En abattant de magnifiques cerisiers en fleurs face caméra, les producteurs de cerises ont réussi leur coup, les images ont fait le tour de tous les journaux télévisés. On en oublierait presque qu’ils utilisent un insecticide, le diméthoate, dangereux pour la santé. 

En charge de l’évaluation des pesticides, l’Agence nationale de sécurité sanitaire (Anses) n’a pas interdit le diméthoate par hasard. Cet insecticide connu pour sa toxicité a déjà fait l’objet de nombreux retraits du marché. Les producteurs de cerises restaient quasiment les seuls à pouvoir l’utiliser. Une dérogation justifiée par la nécessité de lutter contre la mouche historique de la cerise et depuis 2010 contre un nouveau venu, le moucheron asiatique drosophila suzukii qui fait des ravages dans les vergers.
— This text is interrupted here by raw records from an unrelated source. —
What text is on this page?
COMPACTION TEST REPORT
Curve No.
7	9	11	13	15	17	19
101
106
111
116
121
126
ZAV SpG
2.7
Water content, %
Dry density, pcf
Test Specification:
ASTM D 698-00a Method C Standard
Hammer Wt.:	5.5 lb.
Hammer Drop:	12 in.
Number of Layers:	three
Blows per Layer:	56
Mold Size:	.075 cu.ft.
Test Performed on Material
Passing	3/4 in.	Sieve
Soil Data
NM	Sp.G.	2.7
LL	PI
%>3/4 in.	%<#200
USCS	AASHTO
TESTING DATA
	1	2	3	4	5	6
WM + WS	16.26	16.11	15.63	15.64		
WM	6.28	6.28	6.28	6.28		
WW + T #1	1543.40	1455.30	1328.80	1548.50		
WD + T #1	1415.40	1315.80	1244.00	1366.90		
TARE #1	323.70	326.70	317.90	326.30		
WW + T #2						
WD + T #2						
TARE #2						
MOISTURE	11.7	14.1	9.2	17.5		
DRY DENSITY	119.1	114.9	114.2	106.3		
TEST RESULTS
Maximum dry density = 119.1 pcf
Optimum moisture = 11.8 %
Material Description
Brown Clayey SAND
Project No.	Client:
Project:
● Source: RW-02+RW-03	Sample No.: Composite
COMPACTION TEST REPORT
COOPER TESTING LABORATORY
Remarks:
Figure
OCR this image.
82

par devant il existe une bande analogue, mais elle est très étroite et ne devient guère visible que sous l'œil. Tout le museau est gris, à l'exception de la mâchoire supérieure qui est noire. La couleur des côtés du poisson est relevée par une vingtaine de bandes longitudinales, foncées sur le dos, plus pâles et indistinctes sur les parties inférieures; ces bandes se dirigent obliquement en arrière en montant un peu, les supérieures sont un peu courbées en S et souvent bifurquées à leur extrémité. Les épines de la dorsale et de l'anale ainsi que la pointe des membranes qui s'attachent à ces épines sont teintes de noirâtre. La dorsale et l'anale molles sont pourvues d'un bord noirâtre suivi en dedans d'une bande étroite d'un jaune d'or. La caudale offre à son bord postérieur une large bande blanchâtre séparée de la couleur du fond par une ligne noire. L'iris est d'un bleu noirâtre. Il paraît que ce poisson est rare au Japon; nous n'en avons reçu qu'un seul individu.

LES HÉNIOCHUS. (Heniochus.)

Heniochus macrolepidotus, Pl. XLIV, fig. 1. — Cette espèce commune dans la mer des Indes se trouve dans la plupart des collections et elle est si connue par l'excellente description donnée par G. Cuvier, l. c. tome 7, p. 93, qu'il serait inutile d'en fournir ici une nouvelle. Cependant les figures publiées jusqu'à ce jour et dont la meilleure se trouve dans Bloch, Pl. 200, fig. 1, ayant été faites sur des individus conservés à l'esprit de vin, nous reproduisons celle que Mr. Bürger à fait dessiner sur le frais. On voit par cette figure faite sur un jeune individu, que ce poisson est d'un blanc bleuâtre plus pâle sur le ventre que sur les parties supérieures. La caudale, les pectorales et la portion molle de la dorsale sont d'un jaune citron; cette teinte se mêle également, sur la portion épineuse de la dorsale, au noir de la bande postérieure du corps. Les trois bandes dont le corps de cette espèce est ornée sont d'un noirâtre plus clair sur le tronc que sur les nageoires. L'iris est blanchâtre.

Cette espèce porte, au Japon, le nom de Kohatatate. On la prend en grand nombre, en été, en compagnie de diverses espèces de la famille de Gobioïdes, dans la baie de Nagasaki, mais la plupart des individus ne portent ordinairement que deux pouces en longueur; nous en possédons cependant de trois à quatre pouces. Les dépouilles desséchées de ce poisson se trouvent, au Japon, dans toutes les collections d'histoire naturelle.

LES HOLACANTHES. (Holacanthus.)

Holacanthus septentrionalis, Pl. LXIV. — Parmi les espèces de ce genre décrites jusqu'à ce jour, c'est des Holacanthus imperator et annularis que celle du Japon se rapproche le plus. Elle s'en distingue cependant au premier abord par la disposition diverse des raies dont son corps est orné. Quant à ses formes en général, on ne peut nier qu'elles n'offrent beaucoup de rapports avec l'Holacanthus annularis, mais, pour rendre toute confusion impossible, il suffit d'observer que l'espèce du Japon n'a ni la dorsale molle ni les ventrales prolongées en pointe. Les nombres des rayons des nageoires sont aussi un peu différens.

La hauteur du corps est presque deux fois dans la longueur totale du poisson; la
Mais le dossier toxicologique du diméthoate est indéfendable, les risques pour la santé humaine sont bien réels, tant pour les utilisateurs que pour les consommateurs. « Il n’est pas possible d’exclure un risque aigu pour les forts consommateurs de cerises, du fait des niveaux de diméthoate détectés dans les cerises », a même conclu l’Anses en 2011.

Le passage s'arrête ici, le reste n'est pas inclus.